23 Apr

I am working with a new student.  Well several new students (that’s a whole different story), but in jail, my remaining student (one got translated somewhere else) is finally out of lock-in (basically solitary confinement), which means that I can actually work with him, in the same room.  Hooray.  He’s been a doll, following my directions, doing what I ask, trying really hard. 


Today we were talking about how I know Spanish.  Apparently, even though he was in lock-in, he was able to confer with my former student, who was recently transferred.  They discussed the fact that I am white, yet know Spanish, which fascinates most of the students I’ve worked with over the years. 


So I was telling him how I lived in Spain, explaining what that was like.  And then it hit me.  I was only a year older than him when I went to Spain.  He’s locked in jail while I was out traveling the world.  The difference in our lives really hit home to me.  How do things get so bad in a kid’s life that they end up in jail? 

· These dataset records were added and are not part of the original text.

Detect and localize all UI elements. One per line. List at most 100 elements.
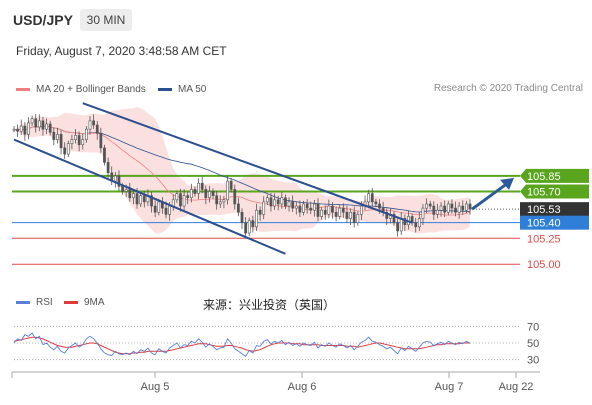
- price-candle-body: [135, 193, 139, 205]
- price-candle-body: [237, 203, 240, 213]
- price-candle-body: [19, 125, 23, 132]
- price-label-105-70: 105.70: [520, 184, 589, 199]
- price-candle-body: [439, 205, 443, 211]
- price-candle-body: [403, 218, 407, 226]
- x-tick-label: Aug 6: [288, 381, 317, 393]
- price-candle-body: [305, 203, 309, 209]
- price-label-text: 105.70: [527, 187, 561, 199]
- price-candle-body: [153, 205, 157, 213]
- price-candle-body: [414, 222, 418, 228]
- price-candle-body: [320, 209, 323, 217]
- projection-arrow-head: [500, 177, 514, 190]
- price-candle-body: [63, 147, 67, 155]
- price-candle-body: [399, 218, 403, 232]
- price-candle-body: [341, 207, 345, 213]
- price-candle-body: [233, 189, 237, 205]
- price-candle-body: [323, 209, 327, 215]
- price-candle-body: [37, 120, 41, 128]
- price-candle-body: [428, 203, 432, 207]
- price-label-text: 105.85: [527, 171, 561, 183]
- legend-label-ma50: MA 50: [178, 84, 207, 95]
- timeframe-badge[interactable]: 30 MIN: [80, 9, 132, 31]
- price-candle-body: [66, 143, 70, 155]
- price-candle-body: [182, 195, 186, 207]
- price-candle-body: [113, 175, 117, 182]
- price-candle-body: [56, 134, 59, 140]
- price-candle-body: [356, 214, 360, 223]
- price-candle-body: [48, 123, 52, 133]
- price-candle-body: [446, 203, 450, 213]
- price-candle-body: [85, 128, 88, 140]
- price-candle-body: [106, 162, 110, 174]
- legend-ma50: MA 50: [158, 84, 206, 95]
- price-candle-body: [99, 133, 103, 149]
- price-candle-body: [291, 201, 295, 209]
- price-candle-body: [352, 211, 356, 223]
- price-candle-body: [77, 135, 81, 146]
- price-candle-body: [30, 118, 34, 124]
- price-candle-body: [95, 124, 99, 134]
- legend-label-rsi: RSI: [36, 297, 53, 308]
- trend-channel-upper: [82, 102, 413, 224]
- price-candle-body: [334, 211, 338, 217]
- price-candle-body: [247, 220, 251, 234]
- price-label-text: 105.53: [527, 204, 561, 216]
- legend-ma20-bollinger: MA 20 + Bollinger Bands: [16, 84, 146, 95]
- price-candle-body: [302, 203, 305, 213]
- price-label-bg: [520, 202, 589, 217]
- price-candle-body: [287, 201, 291, 207]
- legend-swatch-ma20: [16, 87, 30, 91]
- price-candle-body: [70, 139, 74, 145]
- price-candle-body: [59, 134, 63, 149]
- rsi-level-label-50: 50: [527, 338, 539, 350]
- price-candle-body: [273, 199, 276, 207]
- price-candle-body: [52, 131, 56, 140]
- price-candle-body: [193, 189, 197, 194]
- price-candle-body: [200, 182, 204, 190]
- price-label-105-53: 105.53: [520, 202, 589, 217]
- price-candle-body: [197, 182, 200, 194]
- price-candle-body: [461, 205, 465, 211]
- price-candle-body: [218, 201, 222, 205]
- price-candle-body: [378, 203, 381, 209]
- rsi-ma-line: [13, 336, 470, 355]
- price-candle-body: [204, 189, 208, 199]
- price-candle-body: [142, 195, 146, 203]
- price-label-bg: [520, 168, 589, 183]
- price-candle-body: [117, 175, 121, 187]
- price-candle-body: [457, 205, 461, 213]
- price-candle-body: [417, 218, 421, 228]
- price-candle-body: [12, 128, 16, 131]
- price-candle-body: [121, 186, 124, 192]
- price-candle-body: [226, 180, 229, 201]
- projection-arrow-shaft: [471, 181, 509, 211]
- price-candle-body: [16, 128, 19, 132]
- price-candle-body: [81, 139, 85, 146]
- price-candle-body: [34, 118, 38, 128]
- price-candle-body: [103, 147, 106, 163]
- price-candle-body: [164, 207, 168, 215]
- price-candle-body: [92, 120, 95, 126]
- price-candle-body: [27, 122, 30, 135]
- price-candle-body: [367, 193, 371, 203]
- price-candle-body: [23, 125, 27, 135]
- price-candle-body: [128, 189, 132, 199]
- price-candle-body: [294, 205, 298, 209]
- price-label-105-25: 105.25: [527, 233, 561, 245]
- price-candle-body: [454, 207, 457, 213]
- price-candle-body: [186, 195, 190, 199]
- legend-swatch-9ma: [64, 300, 78, 304]
- price-candle-body: [280, 197, 284, 205]
- price-label-bg: [520, 215, 589, 230]
- price-label-105-85: 105.85: [520, 168, 589, 183]
- chart-datetime: Friday, August 7, 2020 3:48:58 AM CET: [16, 44, 227, 58]
- x-tick-label: Aug 5: [141, 381, 170, 393]
- price-candle-body: [124, 189, 128, 192]
- price-candle-body: [150, 195, 153, 207]
- price-candle-body: [229, 180, 233, 190]
- price-candle-body: [421, 207, 425, 219]
- price-candle-body: [265, 197, 269, 203]
- rsi-level-label-70: 70: [527, 321, 539, 333]
- price-candle-body: [349, 211, 352, 219]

 At his age, I had a head full of dreams.  The world was my oyster–I could do whatever I wanted.  He is in jail.  He will never live that down, even when he gets out.  He’s barely traveled within Rochester.  He moved here from Puerto Rico and hasn’t even been to the beach.  I actually don’t know if he even knew there WAS a beach in Rochester.  Life’s so unfair.


This week is National Infertility Awareness Week.  And I am sad.  Because I KNOW beyond a shadow of a doubt that I would be a great mom.  That Eric would be a fantastic dad.  That our kids would have such a great life.  They would know the beach, the zoo, the parks, the museums, cities in the US, hopefully cities in other countries.  They would know people from other cultures.  They would know our family histories, who they are, where they come from, who their ancestors are.  They would be great readers because we would read together.   And there are just so many children out there who don’t have that.  And it’s so incredibly judge-y of me to think that other people are not fit to be parents or that I would be a better parent.  But that’s just how it is.  And it’s unfair and it sucks and it makes me sad because this kid who I work with every day, this man-boy, has made bad choices that have landed him in jail.  But I can’t help but think that his bad choices are the results of bad choices made by his own parents.  And that’s really sad and unfair.